The Organic Farmer's Friend

The Organic Farmer's Friend. I'm Greg Martin with Washington Ag Today.

Linda Gilkeson, a Pacific Northwest gardening expert and entomologist, says that organic farmers and gardeners are well aware of the fact that not all bugs are bad, and that there are many insects they want and need to have around their crops.

GILKESON: They're just key, they're totally your best friend as far as being an organic gardener, and they'll do the aphid control, the caterpillar control. So what you really need to plant is things that feed the adult beneficial insects because almost all of them eat pollen or nectar. They don't eat the pests, it's their immature stage, the larvae that are eating the pests.

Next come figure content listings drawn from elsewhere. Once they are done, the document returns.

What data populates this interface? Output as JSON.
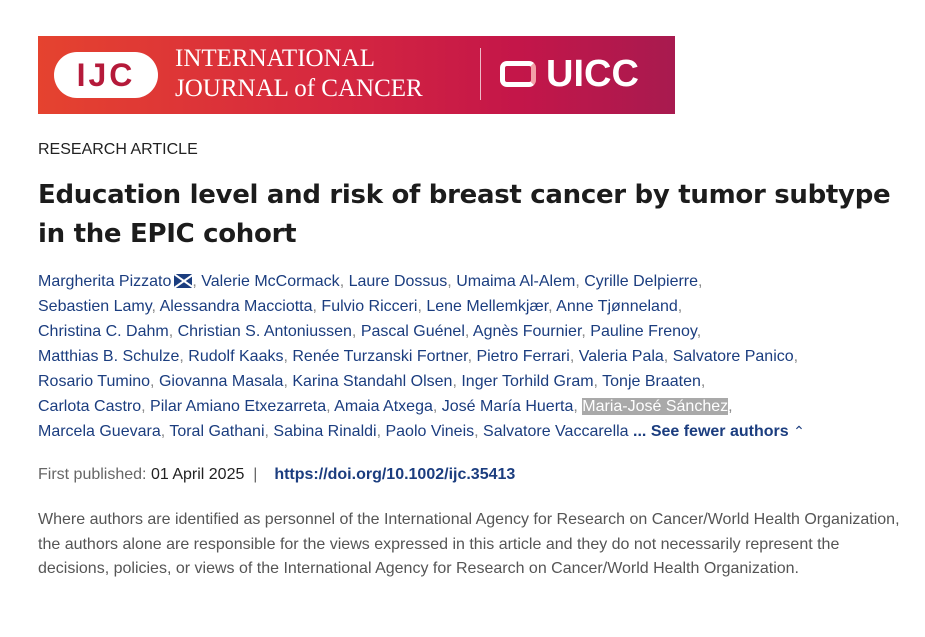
{
  "banner": {
    "logo_ijc": "IJC",
    "journal_line1": "INTERNATIONAL",
    "journal_line2": "JOURNAL of CANCER",
    "partner": "UICC"
  },
  "article_type": "RESEARCH ARTICLE",
  "title": "Education level and risk of breast cancer by tumor subtype in the EPIC cohort",
  "authors_lines": [
    [
      "Margherita Pizzato",
      "Valerie McCormack",
      "Laure Dossus",
      "Umaima Al-Alem",
      "Cyrille Delpierre"
    ],
    [
      "Sebastien Lamy",
      "Alessandra Macciotta",
      "Fulvio Ricceri",
      "Lene Mellemkjær",
      "Anne Tjønneland"
    ],
    [
      "Christina C. Dahm",
      "Christian S. Antoniussen",
      "Pascal Guénel",
      "Agnès Fournier",
      "Pauline Frenoy"
    ],
    [
      "Matthias B. Schulze",
      "Rudolf Kaaks",
      "Renée Turzanski Fortner",
      "Pietro Ferrari",
      "Valeria Pala",
      "Salvatore Panico"
    ],
    [
      "Rosario Tumino",
      "Giovanna Masala",
      "Karina Standahl Olsen",
      "Inger Torhild Gram",
      "Tonje Braaten"
    ],
    [
      "Carlota Castro",
      "Pilar Amiano Etxezarreta",
      "Amaia Atxega",
      "José María Huerta",
      "Maria-José Sánchez"
    ],
    [
      "Marcela Guevara",
      "Toral Gathani",
      "Sabina Rinaldi",
      "Paolo Vineis",
      "Salvatore Vaccarella"
    ]
  ],
  "highlighted_author": "Maria-José Sánchez",
  "see_fewer": "... See fewer authors",
  "see_fewer_icon": "chevron-up-icon",
  "corresponding_icon": "envelope-icon",
  "first_published_label": "First published:",
  "first_published_date": "01 April 2025",
  "doi": "https://doi.org/10.1002/ijc.35413",
  "note": "Where authors are identified as personnel of the International Agency for Research on Cancer/World Health Organization, the authors alone are responsible for the views expressed in this article and they do not necessarily represent the decisions, policies, or views of the International Agency for Research on Cancer/World Health Organization.",
  "colors": {
    "link": "#1b3d7f",
    "banner_start": "#e5432f",
    "banner_end": "#a81a4f"
  }
}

That's why many organic farmers plant flowering plants around their vegetable crops - those flowering plants become part of the farm's natural pest management strategy.

GILKESON: If you've got planted things like sweet alyssum, and dill, if you let parsley go to seed, in the spring if you let all your kale and stuff flower for a while, those little flowers are really rich in nectar and they bring those parasitic wasps and parasitic flies, and predatory midges, and predatory flies in and they feed and then start searching right there for aphids or caterpillars or whatever the diet of their larvae is going to be.

So contrary to what many people think Gilkeson says parasitic wasps and hover flies are not the bad guys.

GILKESON: It's amazing, I've seen it work time and time again, people think the alyssum is repelling the aphids but it's not it's attracting the aphid predators.

And that's Washington Ag Today. I'm Greg Martin, thanks for listening on the Ag Information Network of the West.